Import VAT is charged at 15% on the added-tax value: the customs (CIF) value, uplifted by 10% for goods originating outside the SACU/BLNE area, plus the customs duty. Duty itself is charged on the customs value before the upliftment.

Worked example — R500,000 CIF, 20% duty, goods from China:
Duty = 500,000 × 20% = R100,000
VAT base = (500,000 × 1.10) + 100,000 = R650,000
Import VAT = 650,000 × 15% = R97,500
Cash needed at clearance for tax alone = R197,500 (plus freight, port and agent fees).

If you are a registered VAT vendor, that R97,500 import VAT is claimable as input tax on your next VAT return — but you carry it until SARS refunds or it offsets your output VAT.

The cash-flow gap

The problem is timing. You pay duty and VAT to release the goods, then:

  • You can only claim the import VAT back on your VAT return for the period — and only with a valid customs release / EDI proof in hand
  • If you are in a net refund position, you wait for SARS to pay out
  • You may not sell the stock for weeks, so output VAT to offset against arrives even later
Keep the proof. You cannot claim the input tax without the prescribed customs documentation. Missing or mismatched release documents are a common reason import-VAT claims are disallowed on audit.

The SARS deferment account

A deferment account lets approved importers pay customs duty and import VAT on credit terms instead of cash-on-clearance. Rather than settling each entry as goods land, accrued amounts are settled periodically (commonly within about a week of the deferment cycle closing). That means goods release immediately and the cash leaves later — closing much of the timing gap.

How to get one

  1. Be registered and tax-compliant with SARS via RLA
  2. Apply for the deferment facility (DA 650 application) and agree a deferment limit
  3. Lodge security for the limit — usually a bank guarantee covering the credit you are granted
  4. Maintain compliance — late settlement or breaching the limit can suspend the facility

Other cash-flow levers

LeverEffect
Bonded warehousePay duty/VAT only as you draw stock for sale, not all on arrival
Industrial rebate (Sch 3/4)Avoid the duty entirely on inputs used to manufacture for export
Monthly VAT categoryIf you are usually in a refund position, monthly returns recover input VAT faster than bi-monthly
Correct preferential originA valid certificate of origin can cut or zero the duty — less to fund up front
Trade finance / LCA letter of credit aligns supplier payment with shipment milestones

Pro tip: model the tax outlay before you order

Run every prospective shipment through a duty & VAT calculation first. Importers get caught not by the tax itself — which is recoverable — but by not having the cash on hand to release the goods on the day they land.

Related guides & tools

Frequently asked questions

How is import VAT calculated in South Africa?
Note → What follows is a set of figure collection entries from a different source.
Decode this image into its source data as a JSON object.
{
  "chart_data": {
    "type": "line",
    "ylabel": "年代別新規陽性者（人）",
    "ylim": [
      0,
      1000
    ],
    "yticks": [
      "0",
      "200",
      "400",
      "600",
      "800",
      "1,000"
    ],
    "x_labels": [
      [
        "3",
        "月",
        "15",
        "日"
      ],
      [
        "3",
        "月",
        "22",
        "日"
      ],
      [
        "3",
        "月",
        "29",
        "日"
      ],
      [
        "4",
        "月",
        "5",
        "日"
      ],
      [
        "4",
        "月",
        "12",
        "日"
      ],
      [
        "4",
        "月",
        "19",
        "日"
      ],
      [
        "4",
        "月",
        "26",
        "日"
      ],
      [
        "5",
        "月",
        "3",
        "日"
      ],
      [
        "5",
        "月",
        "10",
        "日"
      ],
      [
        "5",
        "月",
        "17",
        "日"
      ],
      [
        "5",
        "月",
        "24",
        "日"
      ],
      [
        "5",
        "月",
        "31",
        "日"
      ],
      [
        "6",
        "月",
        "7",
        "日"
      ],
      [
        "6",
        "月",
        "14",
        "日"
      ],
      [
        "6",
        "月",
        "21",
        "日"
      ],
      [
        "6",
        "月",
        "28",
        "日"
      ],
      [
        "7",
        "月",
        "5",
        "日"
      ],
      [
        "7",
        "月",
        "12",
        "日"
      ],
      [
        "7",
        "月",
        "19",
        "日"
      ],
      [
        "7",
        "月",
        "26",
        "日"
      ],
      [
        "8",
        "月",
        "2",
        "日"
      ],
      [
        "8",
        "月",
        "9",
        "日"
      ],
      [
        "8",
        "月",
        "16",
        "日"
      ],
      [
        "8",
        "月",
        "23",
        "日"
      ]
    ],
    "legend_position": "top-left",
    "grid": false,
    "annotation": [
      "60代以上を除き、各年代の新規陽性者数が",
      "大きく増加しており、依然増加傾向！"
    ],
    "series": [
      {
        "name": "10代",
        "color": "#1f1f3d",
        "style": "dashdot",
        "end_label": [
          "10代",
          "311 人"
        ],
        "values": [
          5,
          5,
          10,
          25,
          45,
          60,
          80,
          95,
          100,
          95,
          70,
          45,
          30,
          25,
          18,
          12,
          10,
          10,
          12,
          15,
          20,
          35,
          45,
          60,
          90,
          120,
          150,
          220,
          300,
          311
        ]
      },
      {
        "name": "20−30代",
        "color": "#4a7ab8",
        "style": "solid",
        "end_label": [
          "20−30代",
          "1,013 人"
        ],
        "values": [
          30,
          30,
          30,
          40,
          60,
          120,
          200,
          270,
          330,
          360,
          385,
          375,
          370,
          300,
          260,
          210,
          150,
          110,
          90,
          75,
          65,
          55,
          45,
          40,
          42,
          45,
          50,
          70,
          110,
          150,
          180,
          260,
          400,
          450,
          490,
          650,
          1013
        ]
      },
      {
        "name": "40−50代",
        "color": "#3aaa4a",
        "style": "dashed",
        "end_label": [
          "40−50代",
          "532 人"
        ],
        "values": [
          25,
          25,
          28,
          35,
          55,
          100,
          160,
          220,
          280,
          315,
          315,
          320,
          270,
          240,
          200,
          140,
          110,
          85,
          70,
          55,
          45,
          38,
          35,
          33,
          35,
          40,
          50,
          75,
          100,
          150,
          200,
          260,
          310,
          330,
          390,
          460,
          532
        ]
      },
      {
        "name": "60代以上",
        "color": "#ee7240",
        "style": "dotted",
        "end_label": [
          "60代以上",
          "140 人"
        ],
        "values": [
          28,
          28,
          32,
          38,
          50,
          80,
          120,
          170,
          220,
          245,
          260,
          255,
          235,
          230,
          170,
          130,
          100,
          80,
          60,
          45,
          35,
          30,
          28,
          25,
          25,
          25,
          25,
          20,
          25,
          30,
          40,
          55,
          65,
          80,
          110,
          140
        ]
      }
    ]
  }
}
At 15% on the added-tax value: the customs value, uplifted by 10% for goods from outside the SACU area, plus the customs duty. Example — R500,000 value with 20% duty: duty is R100,000, the VAT base is (500,000 × 1.10) + 100,000 = R650,000, and import VAT is R97,500, so you need R197,500 for tax alone at clearance.

Can I claim import VAT back?

A registered VAT vendor claims it as input tax on the next VAT return — but only with the prescribed customs release/EDI documentation in hand, and you carry the cash until it offsets output VAT or SARS refunds. Missing or mismatched release documents are a common reason claims are disallowed on audit.

What is a SARS deferment account?

A facility that lets approved importers pay duty and import VAT on credit terms instead of cash-on-clearance — goods release immediately and accrued amounts settle periodically. You apply on a DA 650, agree a deferment limit, lodge security (usually a bank guarantee), and must stay compliant or the facility can be suspended.

What other ways can importers protect cash flow?

A bonded warehouse (pay duty/VAT only as you draw stock), an industrial rebate under Schedules 3/4 (avoid duty on inputs used to manufacture for export), the monthly VAT category if you are usually in a refund position, a valid preferential certificate of origin (less duty to fund), and trade finance or letters of credit aligning supplier payment with shipment milestones.